Les travaux de recherche récents mettent de plus en plus l’accent sur la distinction entre deux approches du bonheur. Il y aurait d’une part le bonheur « hédonique » qui réside dans la maximisation des plaisirs et la minimisation des peines. C’est celui-ci qui semble condamné à la saturation (qui pousse à la fuite en avant) dès lors qu’un certain niveau de vie a déjà été atteint. Le bonheur « eudaimonique », lui, passerait par la découverte et le développement par chacun de son « daimon », c’est-à-dire de sa nature profonde, de ses dispositions, de ses talents, de ses goûts. Autrement dit, un bonheur qui passe par la réalisation personnelle. Cette approche humaniste du bonheur – qui n’exclut pas le plaisir hédonique – ouvre des perspectives intéressantes pour dessiner les contours d’une « bonne consommation ».
Les marques et les enseignes qui œuvrent sur les marchés de la consommation ressentent de plus en plus clairement les limites d’une promesse qui repose avant tout sur l’« avoir ». Le succès des approches « expérientielles » et « servicielles » témoigne d’une certaine prise de conscience de l’intérêt de déplacer le centre de gravité de la relation marchande de l’« avoir » à l’ « être ». Autrement dit, ne pas se contenter de « faire la vente », mais se soucier de faire vivre au client – au travers des biens et/ou des services qui lui sont vendus – une « expérience », c’est-à-dire un moment valorisé, parfois mémorable, contribuant à transformer la personne.
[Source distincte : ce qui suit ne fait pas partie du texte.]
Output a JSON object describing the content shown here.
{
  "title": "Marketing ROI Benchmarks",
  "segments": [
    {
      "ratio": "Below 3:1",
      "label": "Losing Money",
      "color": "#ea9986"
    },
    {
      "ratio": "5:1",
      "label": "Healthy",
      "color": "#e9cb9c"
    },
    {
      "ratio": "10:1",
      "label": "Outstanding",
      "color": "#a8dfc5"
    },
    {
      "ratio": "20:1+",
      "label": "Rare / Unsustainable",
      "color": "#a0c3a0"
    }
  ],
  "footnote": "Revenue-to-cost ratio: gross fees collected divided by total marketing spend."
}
Ce souci de l’expérience ne doit pas se limiter – comme c’est malheureusement trop souvent le cas – à l’expérience d’achat. Il doit s’étendre à l’expérience de consommation, c’est-à-dire aux moments où le client s’efforce de jouir des effets utiles potentiellement contenus dans son achat. Il reste encore énormément à faire dans cette direction, notamment en centrant la relation commerciale sur la coproduction avec le client de solutions à des problèmes ciblés. Cette perspective est d’autant plus attrayante que, en mettant l’accent sur la finalité de la consommation plus que sur les moyens matériels permettant de l’atteindre, on entrevoit des business models dans lesquels la rentabilité dépend des économies en ressources naturelles.
Mais cette dynamique de l’« avoir » à l’ « être » peut également conduire à s’intéresser au « faire ». Le bonheur eudaimonique passe très largement par le fait de s’engager dans des activités qui mobilisent les compétences et les talents de la personne ; elle en tire alors à la fois la satisfaction de l’exploitation de ses potentialités et le développement de ses compétences par l’usage.
Le psychologue M. Csikszentmihalyi est à l’origine d’un vaste ensemble d’études qui se sont attachées à définir les caractéristiques des activités susceptibles de produire un état de « flow », c’est-à-dire un état mental marqué par une absorption de l’individu dans l’activité génératrice d’un sentiment de plénitude. L’expérience du flow et des bénéfices sur la structuration du soi peut se vivre dans l’exercice de l’activité professionnelle. Elle est souvent le produit des activités de loisirs.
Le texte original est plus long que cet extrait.